In the figure below, three ballot boxes are connected by cords, one of which wraps over a pulley having negligible friction on its axle and negligible mass. The masses are mA = 30.0 kg, mB = 40.0 kg, mC = 28.0 kg.

The image is a horizontal pulley, with mass mA on the left, and B and C on the right side, underneath the pulley and connected by a rope.

(a) When the assembly is released from rest, what is the tension in the cord that connects boxes B and C?
1 N

(b) How far does box A move in the first 0.250 s (assuming it does not reach the pulley)?
2 m

To find the tension in the cord connecting boxes B and C, we need to analyze the forces acting on each box.

First, let's calculate the force of gravitational pull acting on each box:

Fg_A = mA * g
Fg_B = mB * g
Fg_C = mC * g

where g is the acceleration due to gravity (approximately 9.8 m/s^2).

Since the system is in equilibrium (no net acceleration), the tension in the cord connecting B and C will be equal to the difference in gravitational forces on the two boxes:

T_BC = Fg_B - Fg_C

Substituting the values:

T_BC = (mB * g) - (mC * g)
= g * (mB - mC)
= 9.8 * (40 - 28)
= 11.76 N

Therefore, the tension in the cord connecting boxes B and C is 11.76 N.

To find how far box A moves in the first 0.250 s, we can use the formula for displacement under constant acceleration:

d = 0.5 * a * t^2

In this case, box A is not accelerating, so its initial velocity is 0 m/s and the acceleration is also 0 m/s^2. Therefore, the displacement will be 0.

So, box A does not move in the first 0.250 s and the displacement is 0 m.

(a) To find the tension in the cord that connects boxes B and C, we can use Newton's second law of motion.
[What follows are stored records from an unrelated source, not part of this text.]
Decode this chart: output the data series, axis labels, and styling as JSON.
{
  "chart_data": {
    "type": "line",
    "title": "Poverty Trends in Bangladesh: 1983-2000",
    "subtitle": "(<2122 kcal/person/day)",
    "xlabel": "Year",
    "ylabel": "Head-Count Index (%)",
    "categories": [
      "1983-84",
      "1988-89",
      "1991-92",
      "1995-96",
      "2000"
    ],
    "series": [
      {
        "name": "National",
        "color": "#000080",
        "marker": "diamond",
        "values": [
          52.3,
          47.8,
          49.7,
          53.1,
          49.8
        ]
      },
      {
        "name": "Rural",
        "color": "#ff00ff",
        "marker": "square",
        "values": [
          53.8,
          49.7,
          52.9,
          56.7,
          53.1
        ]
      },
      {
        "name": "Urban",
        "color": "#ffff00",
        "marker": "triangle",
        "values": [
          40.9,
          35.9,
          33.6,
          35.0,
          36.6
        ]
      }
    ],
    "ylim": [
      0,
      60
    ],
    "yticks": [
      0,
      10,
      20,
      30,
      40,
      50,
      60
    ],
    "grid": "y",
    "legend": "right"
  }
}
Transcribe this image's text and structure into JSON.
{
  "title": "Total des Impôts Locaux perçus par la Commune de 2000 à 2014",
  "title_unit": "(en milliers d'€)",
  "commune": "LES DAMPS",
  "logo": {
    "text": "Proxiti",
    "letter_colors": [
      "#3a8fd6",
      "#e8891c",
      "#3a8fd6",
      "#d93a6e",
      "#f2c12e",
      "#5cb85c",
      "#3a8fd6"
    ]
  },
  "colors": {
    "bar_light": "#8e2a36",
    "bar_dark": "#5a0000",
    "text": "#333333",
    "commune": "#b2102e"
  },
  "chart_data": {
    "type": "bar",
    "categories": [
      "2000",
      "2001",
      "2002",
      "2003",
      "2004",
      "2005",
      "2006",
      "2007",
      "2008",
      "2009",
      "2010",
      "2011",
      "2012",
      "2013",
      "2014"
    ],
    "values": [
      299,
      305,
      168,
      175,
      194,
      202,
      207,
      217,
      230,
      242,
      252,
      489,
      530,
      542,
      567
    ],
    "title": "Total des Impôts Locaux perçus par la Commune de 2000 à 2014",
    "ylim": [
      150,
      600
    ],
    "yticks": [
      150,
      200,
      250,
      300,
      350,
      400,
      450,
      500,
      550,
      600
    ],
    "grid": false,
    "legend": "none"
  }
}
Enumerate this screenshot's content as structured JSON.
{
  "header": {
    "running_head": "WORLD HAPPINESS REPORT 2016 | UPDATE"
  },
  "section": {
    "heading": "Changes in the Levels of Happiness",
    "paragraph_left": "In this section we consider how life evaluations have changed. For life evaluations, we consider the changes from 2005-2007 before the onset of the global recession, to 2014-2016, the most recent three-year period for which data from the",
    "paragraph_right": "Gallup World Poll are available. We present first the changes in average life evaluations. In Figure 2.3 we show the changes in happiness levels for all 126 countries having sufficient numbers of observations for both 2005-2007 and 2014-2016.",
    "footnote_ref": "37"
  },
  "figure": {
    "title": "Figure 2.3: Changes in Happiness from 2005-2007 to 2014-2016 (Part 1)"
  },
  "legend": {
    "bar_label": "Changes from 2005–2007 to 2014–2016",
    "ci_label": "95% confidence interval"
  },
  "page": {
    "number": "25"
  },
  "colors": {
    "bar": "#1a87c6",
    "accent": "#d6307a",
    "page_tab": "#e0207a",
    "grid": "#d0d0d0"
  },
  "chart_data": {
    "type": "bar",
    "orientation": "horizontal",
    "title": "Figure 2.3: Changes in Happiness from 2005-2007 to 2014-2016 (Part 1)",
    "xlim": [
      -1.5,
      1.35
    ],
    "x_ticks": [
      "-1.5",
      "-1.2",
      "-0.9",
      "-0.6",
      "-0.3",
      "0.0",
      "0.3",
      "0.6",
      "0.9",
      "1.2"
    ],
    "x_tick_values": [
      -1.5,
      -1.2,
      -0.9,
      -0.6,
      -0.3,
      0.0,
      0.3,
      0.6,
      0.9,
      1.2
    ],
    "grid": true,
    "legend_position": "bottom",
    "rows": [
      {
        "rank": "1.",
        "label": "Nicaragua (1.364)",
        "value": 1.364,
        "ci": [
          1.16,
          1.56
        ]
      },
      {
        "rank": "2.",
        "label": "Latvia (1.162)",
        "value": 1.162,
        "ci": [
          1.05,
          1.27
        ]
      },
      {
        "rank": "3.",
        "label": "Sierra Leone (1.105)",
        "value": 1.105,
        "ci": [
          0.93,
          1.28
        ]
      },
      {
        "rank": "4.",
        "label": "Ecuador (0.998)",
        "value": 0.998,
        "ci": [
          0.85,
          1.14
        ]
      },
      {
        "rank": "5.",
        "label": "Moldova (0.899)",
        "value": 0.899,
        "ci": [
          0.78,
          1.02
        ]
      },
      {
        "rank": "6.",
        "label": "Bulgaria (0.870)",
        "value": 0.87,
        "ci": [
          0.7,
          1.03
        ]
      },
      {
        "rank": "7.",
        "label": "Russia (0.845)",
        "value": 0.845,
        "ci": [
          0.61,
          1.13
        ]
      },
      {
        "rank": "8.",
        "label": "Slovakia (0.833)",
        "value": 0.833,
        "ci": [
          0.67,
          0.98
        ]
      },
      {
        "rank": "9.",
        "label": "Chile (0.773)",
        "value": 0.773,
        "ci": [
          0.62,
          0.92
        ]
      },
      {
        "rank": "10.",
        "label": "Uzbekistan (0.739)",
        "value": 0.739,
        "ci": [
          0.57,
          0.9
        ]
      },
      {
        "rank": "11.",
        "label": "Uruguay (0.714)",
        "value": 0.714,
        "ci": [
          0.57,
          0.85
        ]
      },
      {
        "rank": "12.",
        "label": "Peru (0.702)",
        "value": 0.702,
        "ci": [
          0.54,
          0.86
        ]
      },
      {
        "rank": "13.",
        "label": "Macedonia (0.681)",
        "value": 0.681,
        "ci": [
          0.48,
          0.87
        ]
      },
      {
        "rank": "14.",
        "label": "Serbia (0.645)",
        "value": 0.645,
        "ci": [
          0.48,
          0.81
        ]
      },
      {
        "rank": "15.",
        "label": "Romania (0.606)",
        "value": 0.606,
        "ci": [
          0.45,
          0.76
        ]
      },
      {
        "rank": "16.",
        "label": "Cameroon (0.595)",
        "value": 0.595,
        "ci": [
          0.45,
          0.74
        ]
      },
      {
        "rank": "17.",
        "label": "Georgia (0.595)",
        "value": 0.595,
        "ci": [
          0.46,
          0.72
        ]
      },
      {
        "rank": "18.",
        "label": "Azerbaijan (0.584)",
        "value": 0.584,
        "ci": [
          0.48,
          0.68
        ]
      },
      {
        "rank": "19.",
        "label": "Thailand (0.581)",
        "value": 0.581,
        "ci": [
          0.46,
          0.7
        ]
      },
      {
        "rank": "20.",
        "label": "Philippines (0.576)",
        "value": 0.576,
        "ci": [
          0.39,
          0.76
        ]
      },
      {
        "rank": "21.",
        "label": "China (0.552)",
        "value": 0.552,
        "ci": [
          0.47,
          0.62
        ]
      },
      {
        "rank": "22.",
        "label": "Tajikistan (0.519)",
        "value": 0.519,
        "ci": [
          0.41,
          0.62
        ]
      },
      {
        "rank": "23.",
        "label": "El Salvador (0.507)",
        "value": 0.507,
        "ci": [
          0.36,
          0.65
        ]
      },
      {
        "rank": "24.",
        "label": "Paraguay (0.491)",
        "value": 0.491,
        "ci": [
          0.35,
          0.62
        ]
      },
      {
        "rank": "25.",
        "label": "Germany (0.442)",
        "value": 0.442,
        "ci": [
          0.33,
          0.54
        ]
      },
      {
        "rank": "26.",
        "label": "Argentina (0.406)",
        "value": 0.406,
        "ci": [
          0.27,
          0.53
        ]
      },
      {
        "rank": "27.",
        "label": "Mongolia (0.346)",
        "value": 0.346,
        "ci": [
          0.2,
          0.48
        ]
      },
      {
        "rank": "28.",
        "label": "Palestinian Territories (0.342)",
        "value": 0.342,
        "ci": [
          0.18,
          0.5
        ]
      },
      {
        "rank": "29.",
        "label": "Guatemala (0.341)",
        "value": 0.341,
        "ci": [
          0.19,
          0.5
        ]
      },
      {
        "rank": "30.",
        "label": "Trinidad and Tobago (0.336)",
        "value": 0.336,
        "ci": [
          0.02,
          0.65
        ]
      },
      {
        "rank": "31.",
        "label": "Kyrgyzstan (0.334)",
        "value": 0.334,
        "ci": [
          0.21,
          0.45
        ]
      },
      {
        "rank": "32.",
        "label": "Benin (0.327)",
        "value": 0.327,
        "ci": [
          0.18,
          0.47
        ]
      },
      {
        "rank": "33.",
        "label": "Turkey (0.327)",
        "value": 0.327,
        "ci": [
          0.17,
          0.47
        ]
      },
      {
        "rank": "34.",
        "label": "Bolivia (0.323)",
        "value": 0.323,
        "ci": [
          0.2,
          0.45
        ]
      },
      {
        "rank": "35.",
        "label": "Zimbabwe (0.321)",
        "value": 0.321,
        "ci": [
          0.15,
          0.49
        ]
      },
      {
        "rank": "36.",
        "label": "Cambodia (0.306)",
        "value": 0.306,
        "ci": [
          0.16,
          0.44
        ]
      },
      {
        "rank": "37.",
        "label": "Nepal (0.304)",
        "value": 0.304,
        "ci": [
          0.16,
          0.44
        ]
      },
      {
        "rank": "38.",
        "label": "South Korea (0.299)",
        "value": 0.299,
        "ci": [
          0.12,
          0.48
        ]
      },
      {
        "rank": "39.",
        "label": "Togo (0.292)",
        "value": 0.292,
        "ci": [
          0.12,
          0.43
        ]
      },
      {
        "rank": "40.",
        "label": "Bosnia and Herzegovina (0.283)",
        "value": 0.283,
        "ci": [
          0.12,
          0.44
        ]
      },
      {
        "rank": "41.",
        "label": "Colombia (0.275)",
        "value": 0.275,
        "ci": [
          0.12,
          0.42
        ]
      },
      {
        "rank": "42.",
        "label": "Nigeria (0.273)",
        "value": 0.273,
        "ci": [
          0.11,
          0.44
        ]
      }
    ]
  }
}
The tension in the cord will be equal to the force required to accelerate the combined masses of B and C.

Since the assembly is released from rest, the net force acting on the system will be the gravitational force acting downwards on the combined masses of B and C. The tension in the cord will be equal in magnitude but opposite in direction to this gravitational force.

The gravitational force acting on the combined masses of B and C can be calculated using the formula:

F = (mB + mC) * g

where mB and mC are the masses of B and C respectively, and g is the acceleration due to gravity (approximately 9.8 m/s^2).

Given that mB = 40.0 kg and mC = 28.0 kg, the total mass of B and C is 40.0 kg + 28.0 kg = 68.0 kg.

Plugging these values into the formula, the gravitational force is:

F = (68.0 kg) * (9.8 m/s^2) = 666.4 N

Since the tension in the cord is equal in magnitude but opposite in direction to the gravitational force, the tension is:

Tension = -666.4 N

However, since tension is a scalar quantity, we take the absolute value to get the final answer:

Tension = 666.4 N

So, the tension in the cord that connects boxes B and C is 666.4 N.

(b) To calculate how far box A moves in the first 0.250 s, we can use the kinematic equation:

s = ut + (1/2)at^2

where s is the displacement, u is the initial velocity (which is zero since box A is at rest), a is the acceleration, and t is the time.

Since box A does not reach the pulley, we can assume that its acceleration is the same as the combined acceleration of B and C. The net force acting on the system is the gravitational force, which causes an acceleration of the entire system.

The acceleration of the system can be calculated using Newton's second law:

F = ma

where F is the gravitational force of the system and m is the total mass of the system (mA + mB + mC).

Given that mA = 30.0 kg, mB = 40.0 kg, mC = 28.0 kg, the total mass of the system is:

m = 30.0 kg + 40.0 kg + 28.0 kg = 98.0 kg

Plugging this value into the formula, the acceleration of the system is:

F = (98.0 kg) * (9.8 m/s^2) = 960.4 N

Now, we can substitute the values into the kinematic equation:

s = (0) * (0.250 s) + (1/2) * (960.4 N) * (0.250 s)^2

s = 0 + (1/2) * 960.4 N * 0.0625 s^2

s = 30.025 m

So, box A moves a distance of 30.025 m in the first 0.250 s (assuming it does not reach the pulley).